Ecology and Natural History

By David M. Wilkinson

William Collins, 2021 (New Naturalist Series, No. 143)

Hbk and pbk, 384pp; many colour photos

ISBN (hbk) 978-0-00-829363-5; £65 

(pbk) 978-0-00-829365-9; £35

All books in the New Naturalist series deal with ecology and natural history in one way or another, but this is the first to take ecology itself as the main theme. It provides a broad but comprehensive overview of the subject, based mostly on what has been learnt from field experiments and long-running studies in Britain. 

Each chapter is introduced through a well-known study site and some of the key individuals who have worked there. Wytham Woods, Oxfordshire, is used to help explain how species fit into ecological niches and the role of competition; Gilbert White’s observations of nesting Common Swifts Apus apus in Selborne, Hampshire, introduce ideas about population ecology and density dependence; and Wicken Fen, Cambridgeshire, is the starting point for a discussion of the role of succession in how habitats change over time. Most sites are in England but Cwm Idwal in North Wales, and the Isle of Cumbrae and the Cairngorms in Scotland are also included.  

Having studied ecology at university, I was especially interested to see the author’s take on how the science has developed over the last three decades. Much of the book was broadly familiar based on hazy memories of lectures from long ago – but some subjects have sprung to prominence since my time, spurred on by new ideas and the use of modern research techniques. There is now a far greater focus on the very small, reflecting the fact that (genetically, at least) life on earth is dominated by the things we can’t see.

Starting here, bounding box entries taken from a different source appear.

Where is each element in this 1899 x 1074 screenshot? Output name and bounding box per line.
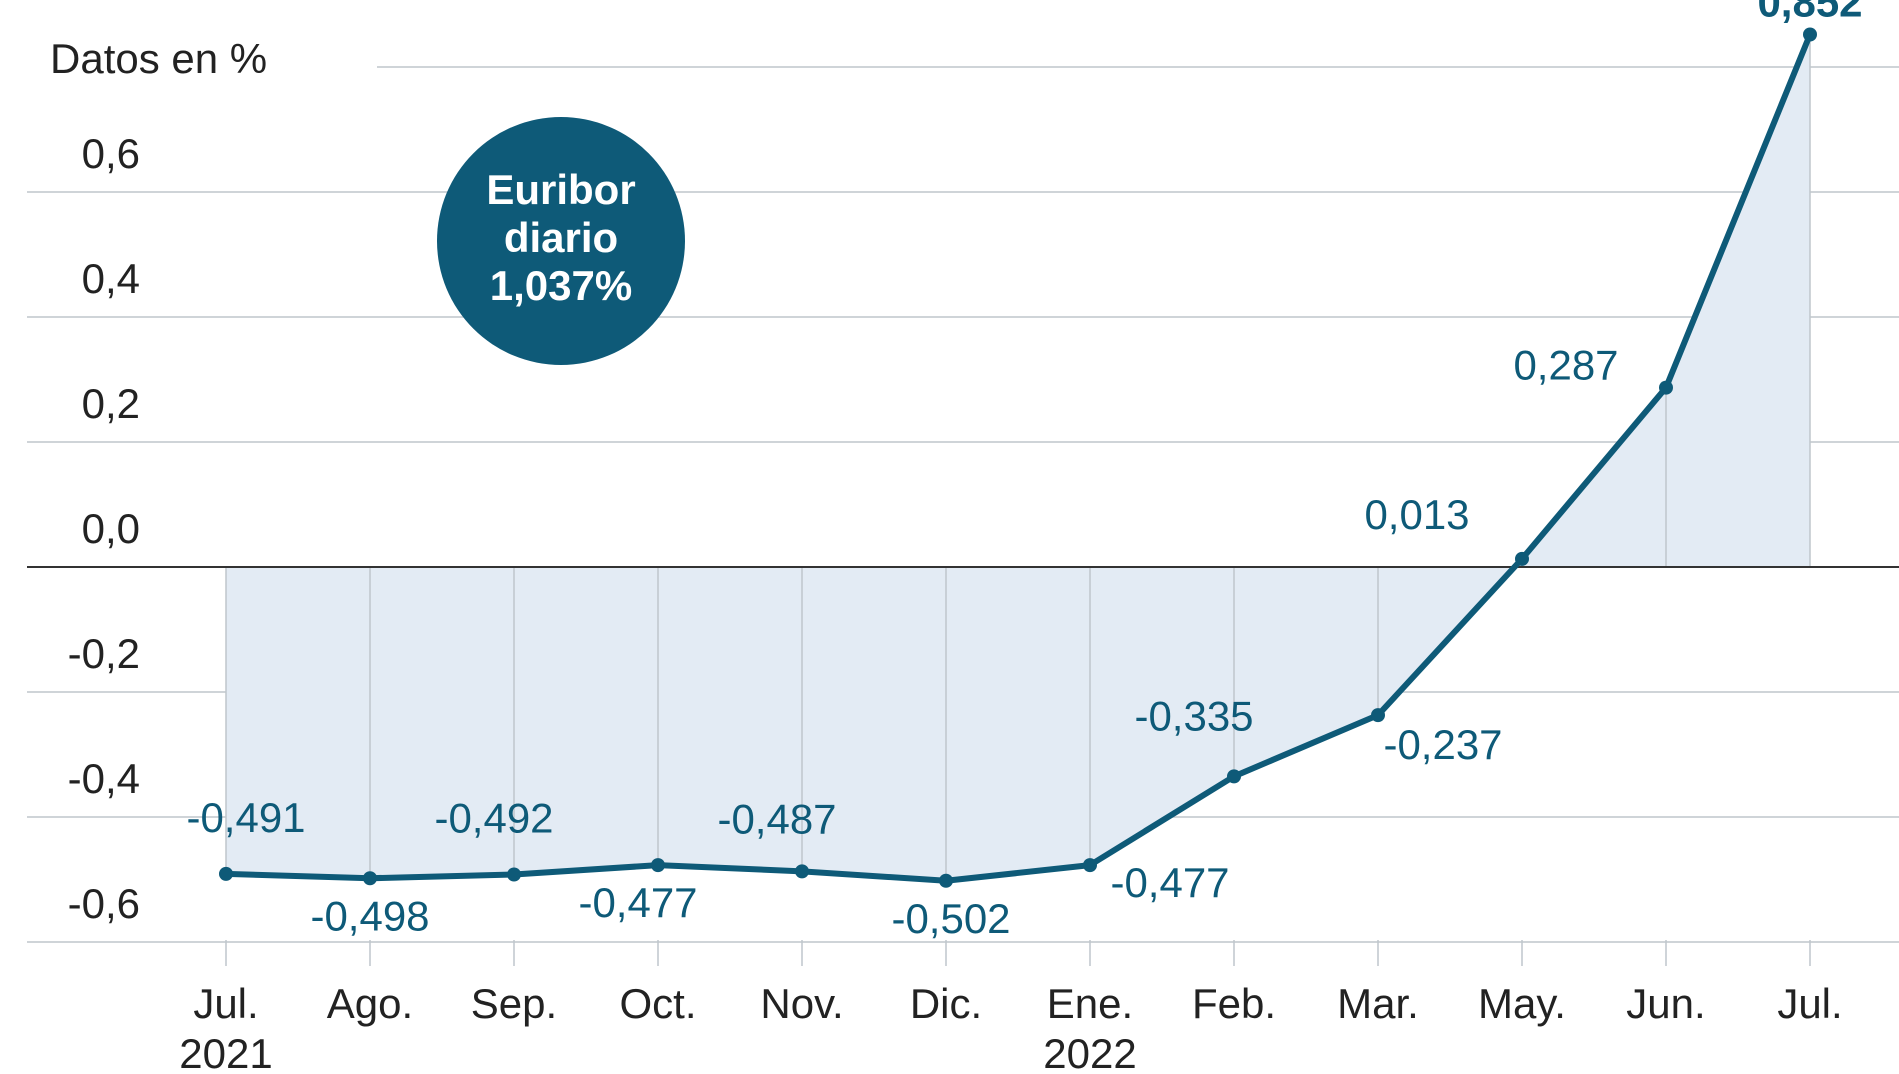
y-tick-label: 0,4 [82,255,140,302]
data-point [939,873,953,888]
y-tick-label: -0,6 [68,880,140,927]
y-tick-label: 0,0 [82,505,140,552]
x-tick-label: Mar. [1337,980,1419,1027]
data-points [219,27,1817,888]
x-tick-label: Oct. [619,980,696,1027]
data-label: -0,477 [578,879,697,926]
data-labels: -0,491 -0,498 -0,492 -0,477 -0,487 -0,502 -0,4… [186,0,1862,942]
y-tick-label: 0,6 [82,130,140,177]
vertical-gridlines [225,34,1811,966]
data-point [363,871,377,886]
data-label: 0,013 [1364,491,1469,538]
y-tick-label: -0,2 [68,630,140,677]
x-tick-label: Jul. [1777,980,1842,1027]
data-label: -0,491 [186,794,305,841]
data-point [795,864,809,879]
area-fill [226,34,1810,881]
data-label: -0,498 [310,892,429,939]
data-point [1083,858,1097,873]
data-point [219,866,233,881]
data-label: -0,237 [1383,721,1502,768]
data-label: -0,492 [434,795,553,842]
data-label: 0,852 [1757,0,1862,26]
data-label: -0,502 [891,895,1010,942]
x-tick-label: Nov. [760,980,843,1027]
data-point [507,867,521,882]
y-tick-label: -0,4 [68,755,140,802]
x-tick-label: Feb. [1192,980,1276,1027]
data-label: 0,287 [1513,342,1618,389]
data-point [1227,769,1241,784]
area-layer [226,34,1810,881]
y-tick-labels: 0,6 0,4 0,2 0,0 -0,2 -0,4 -0,6 [68,130,140,927]
series-line-layer [223,31,1813,884]
data-point [1659,380,1673,395]
x-tick-label: Ago. [327,980,413,1027]
data-label: -0,487 [717,795,836,842]
x-tick-labels: Jul. 2021 Ago. Sep. Oct. Nov. Dic. Ene. 2022 Feb.… [179,980,1842,1074]
x-tick-label: May. [1478,980,1566,1027]
series-line [223,31,1813,884]
badge-line-2: diario [504,214,618,261]
badge-circle [437,117,685,365]
badge-line-1: Euribor [486,166,635,213]
x-tick-label: Dic. [910,980,982,1027]
data-label: -0,477 [1110,859,1229,906]
data-point [1803,27,1817,42]
badge-value: 1,037% [490,262,632,309]
y-axis-unit-label: Datos en % [50,35,267,82]
euribor-badge: Euribor diario 1,037% [437,117,685,365]
y-tick-label: 0,2 [82,380,140,427]
data-point [651,858,665,873]
data-point [1515,551,1529,566]
x-tick-label: Ene. 2022 [1043,980,1136,1069]
x-tick-label: Jul. 2021 [179,980,272,1069]
x-tick-label: Sep. [471,980,557,1027]
data-label: -0,335 [1134,692,1253,739]
x-tick-label: Jun. [1626,980,1705,1027]
data-point [1371,708,1385,723]
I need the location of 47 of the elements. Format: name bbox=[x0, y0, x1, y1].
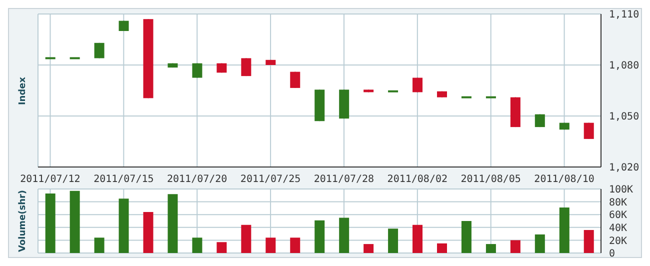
bar bbox=[364, 244, 374, 253]
bar bbox=[412, 224, 423, 253]
candlestick bbox=[584, 122, 594, 140]
candlestick bbox=[192, 62, 202, 78]
bar bbox=[70, 190, 80, 253]
bar bbox=[510, 240, 520, 253]
y-tick-label: 100K bbox=[609, 184, 634, 196]
bar bbox=[143, 212, 154, 253]
bar bbox=[94, 238, 104, 253]
candlestick bbox=[290, 71, 300, 88]
x-tick-label: 2011/07/20 bbox=[167, 174, 228, 186]
y-tick-label: 80K bbox=[609, 197, 628, 208]
bar bbox=[168, 194, 178, 253]
x-tick-label: 2011/07/28 bbox=[314, 174, 374, 186]
bar bbox=[339, 218, 350, 253]
bar bbox=[45, 193, 56, 253]
y-tick-label: 1,080 bbox=[609, 60, 640, 72]
bar bbox=[436, 243, 447, 253]
y-tick-label: 40K bbox=[609, 222, 628, 234]
y-tick-label: 20K bbox=[609, 236, 628, 247]
bar bbox=[192, 238, 202, 253]
bar bbox=[388, 228, 398, 253]
x-tick-label: 2011/07/12 bbox=[20, 174, 80, 186]
y-axis-title: Index bbox=[18, 76, 28, 105]
bar bbox=[118, 198, 129, 253]
bar bbox=[266, 238, 276, 253]
bar bbox=[584, 230, 594, 253]
x-tick-label: 2011/08/02 bbox=[387, 174, 448, 186]
x-tick-label: 2011/08/05 bbox=[460, 174, 521, 186]
candlestick bbox=[241, 58, 252, 77]
bar bbox=[461, 221, 472, 253]
bar bbox=[241, 224, 252, 253]
bar bbox=[314, 220, 325, 253]
y-axis-title: Volume(shr) bbox=[18, 190, 28, 252]
x-tick-label: 2011/08/10 bbox=[534, 174, 594, 186]
y-tick-label: 1,020 bbox=[609, 162, 640, 174]
bar bbox=[559, 208, 570, 253]
y-tick-label: 1,050 bbox=[609, 112, 640, 123]
bar bbox=[486, 244, 496, 253]
bar bbox=[216, 242, 227, 253]
y-tick-label: 0 bbox=[609, 248, 616, 260]
x-tick-label: 2011/07/25 bbox=[240, 174, 301, 186]
bar bbox=[290, 238, 300, 253]
y-tick-label: 1,110 bbox=[609, 10, 640, 21]
y-tick-label: 60K bbox=[609, 210, 628, 222]
x-tick-label: 2011/07/15 bbox=[94, 174, 154, 186]
bar bbox=[534, 234, 545, 253]
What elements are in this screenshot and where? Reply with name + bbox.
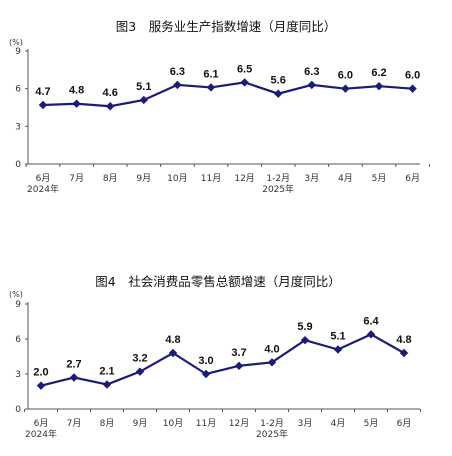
y-axis-unit-label: (%) (9, 290, 23, 299)
x-tick-label: 7月 (67, 418, 82, 429)
y-tick-label: 6 (15, 335, 21, 345)
data-point (333, 345, 343, 354)
data-label: 5.6 (271, 75, 286, 87)
data-label: 6.0 (338, 70, 353, 82)
y-tick-label: 0 (15, 405, 21, 415)
chart-title: 图3 服务业生产指数增速（月度同比） (116, 19, 336, 34)
data-point (72, 99, 81, 108)
data-point (399, 348, 409, 358)
data-point (234, 361, 244, 371)
data-point (307, 80, 316, 90)
data-label: 6.3 (170, 66, 185, 78)
data-point (69, 373, 79, 382)
y-tick-label: 3 (15, 122, 21, 132)
y-tick-label: 0 (15, 160, 21, 170)
x-tick-label: 9月 (136, 173, 151, 184)
data-label: 5.1 (136, 81, 151, 93)
x-tick-label: 11月 (201, 173, 221, 184)
x-tick-label: 6月 (36, 173, 51, 184)
data-label: 3.0 (198, 355, 213, 367)
data-point (341, 84, 350, 93)
data-label: 3.2 (132, 353, 147, 365)
year-label: 2025年 (262, 183, 294, 195)
service-production-chart: 图3 服务业生产指数增速（月度同比） (%) 0 3 6 9 6月 7月 8月 9月 10月 11月 1… (9, 19, 430, 195)
x-tick-label: 9月 (133, 418, 148, 429)
data-point (206, 83, 216, 92)
year-label: 2024年 (27, 183, 59, 195)
data-label: 4.8 (396, 334, 411, 346)
retail-sales-chart: 图4 社会消费品零售总额增速（月度同比） (%) 0 3 6 9 6月 7月 8月 9月 10月 11… (9, 274, 421, 440)
data-point (300, 335, 310, 345)
x-tick-label: 12月 (229, 418, 249, 429)
year-label: 2025年 (256, 428, 288, 440)
data-point (274, 89, 283, 98)
data-point (374, 81, 384, 91)
data-label: 3.7 (231, 347, 246, 359)
data-label: 6.4 (363, 315, 379, 327)
data-point (168, 348, 178, 358)
y-tick-label: 9 (15, 47, 21, 57)
x-tick-label: 7月 (69, 173, 84, 184)
data-point (38, 100, 48, 110)
data-point (267, 358, 277, 367)
x-tick-label: 8月 (100, 418, 115, 429)
data-label: 2.0 (33, 367, 48, 379)
data-label: 2.1 (99, 366, 114, 378)
data-label: 4.6 (103, 87, 118, 99)
chart-title: 图4 社会消费品零售总额增速（月度同比） (95, 274, 340, 289)
data-point (139, 95, 148, 105)
data-label: 5.9 (297, 321, 312, 333)
x-tick-label: 6月 (405, 173, 420, 184)
x-tick-label: 4月 (338, 173, 353, 184)
x-tick-label: 5月 (364, 418, 379, 429)
data-point (173, 80, 182, 90)
data-label: 4.8 (165, 334, 180, 346)
data-label: 6.3 (304, 66, 319, 78)
data-point (36, 381, 46, 390)
x-tick-label: 4月 (331, 418, 346, 429)
x-tick-label: 3月 (298, 418, 313, 429)
x-tick-label: 11月 (196, 418, 216, 429)
data-label: 4.7 (35, 86, 50, 98)
y-axis-unit-label: (%) (9, 38, 23, 47)
series-line (40, 333, 405, 387)
data-label: 2.7 (66, 359, 81, 371)
data-label: 6.0 (405, 70, 420, 82)
x-tick-label: 1-2月 (260, 418, 284, 429)
x-tick-label: 3月 (304, 173, 319, 184)
x-tick-label: 10月 (167, 173, 187, 184)
y-tick-label: 9 (15, 300, 21, 310)
x-tick-label: 1-2月 (266, 173, 290, 184)
data-label: 6.1 (203, 68, 218, 80)
x-tick-label: 12月 (234, 173, 254, 184)
y-tick-label: 3 (15, 370, 21, 380)
year-label: 2024年 (25, 428, 57, 440)
data-point (102, 380, 112, 389)
x-tick-label: 8月 (103, 173, 118, 184)
data-point (408, 84, 417, 93)
data-label: 5.1 (330, 331, 345, 343)
data-point (201, 369, 211, 379)
data-label: 6.5 (237, 63, 252, 75)
data-label: 6.2 (371, 67, 386, 79)
data-point (135, 367, 145, 376)
y-tick-label: 6 (15, 85, 21, 95)
x-tick-label: 10月 (163, 418, 183, 429)
x-tick-label: 5月 (372, 173, 387, 184)
data-point (366, 330, 376, 339)
data-label: 4.0 (264, 343, 279, 355)
x-tick-label: 6月 (397, 418, 412, 429)
data-label: 4.8 (69, 85, 84, 97)
series-line (42, 81, 413, 108)
x-tick-label: 6月 (34, 418, 49, 429)
data-point (106, 102, 115, 111)
data-point (240, 78, 249, 87)
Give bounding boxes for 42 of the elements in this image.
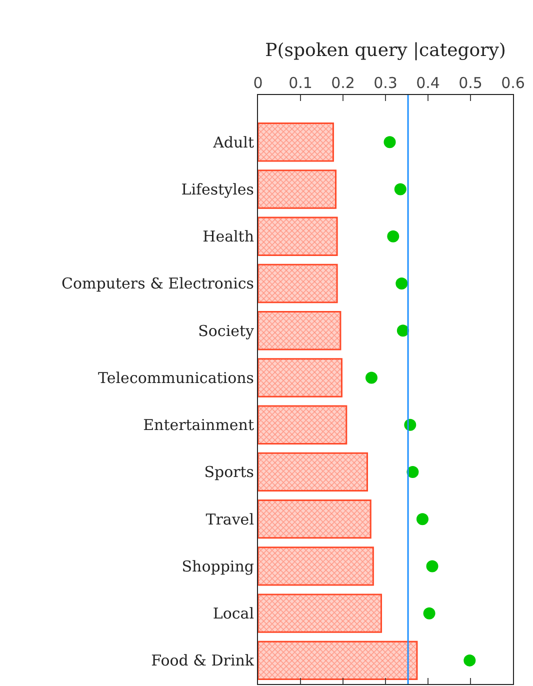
- point: [387, 230, 400, 242]
- y-tick-label: Shopping: [182, 557, 254, 576]
- y-tick-label: Computers & Electronics: [62, 274, 254, 293]
- x-tick-label: 0.1: [288, 74, 312, 92]
- point: [464, 654, 476, 666]
- bar: [258, 499, 372, 539]
- bar: [258, 358, 342, 398]
- bar: [258, 264, 338, 304]
- bar: [258, 594, 382, 633]
- bar: [258, 216, 338, 256]
- x-tick-label: 0.4: [416, 74, 440, 92]
- bar: [258, 546, 374, 586]
- x-tick-label: 0.6: [501, 74, 525, 92]
- y-tick-label: Travel: [206, 510, 254, 528]
- point: [416, 513, 428, 526]
- y-tick-label: Adult: [212, 133, 254, 152]
- y-tick-label: Lifestyles: [181, 180, 254, 198]
- y-tick-label: Entertainment: [143, 416, 254, 434]
- x-axis-title: P(spoken query |category): [265, 40, 506, 62]
- point: [384, 136, 396, 148]
- x-tick-label: 0.3: [374, 74, 398, 92]
- y-tick-label: Health: [202, 228, 254, 246]
- bar: [258, 170, 337, 209]
- bar: [258, 311, 342, 350]
- point: [394, 183, 406, 196]
- x-tick-label: 0: [253, 74, 263, 92]
- point: [365, 372, 378, 384]
- bar: [258, 640, 418, 680]
- y-tick-label: Sports: [204, 463, 254, 482]
- bar: [258, 405, 348, 444]
- x-tick-label: 0.2: [331, 74, 355, 92]
- y-tick-label: Telecommunications: [98, 368, 254, 387]
- bar: [258, 122, 334, 162]
- x-tick-label: 0.5: [458, 74, 482, 92]
- bar: [258, 452, 368, 492]
- y-tick-label: Local: [212, 604, 254, 623]
- point: [426, 560, 438, 572]
- point: [396, 324, 409, 337]
- y-tick-label: Society: [198, 322, 255, 340]
- y-tick-label: Food & Drink: [151, 652, 255, 670]
- point: [423, 607, 436, 620]
- point: [396, 277, 408, 290]
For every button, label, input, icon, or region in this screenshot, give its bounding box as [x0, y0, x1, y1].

Inevitably, a single volume can only introduce the main topics and ideas rather than explain them in detail. There is no maths, and graphs and charts are used sparingly. The author has a pleasant ‘storytelling’ style, well suited to the task; this is a book that could, I think, be read and understood by anyone with a keen interest. I’ve bought plenty of books in this series over the years but this is the first for a while that I’ve been inspired to read through, cover to cover, within a few days.

Colour photographs are used throughout and are generally well chosen to show the species and places discussed in the text. They are almost all taken by the author, an impressive feat, and something that helps to reinforce the connection with the reader. It is obvious that he knows intimately the places and the ideas he is describing, and I felt I was in safe hands as the story unfolded.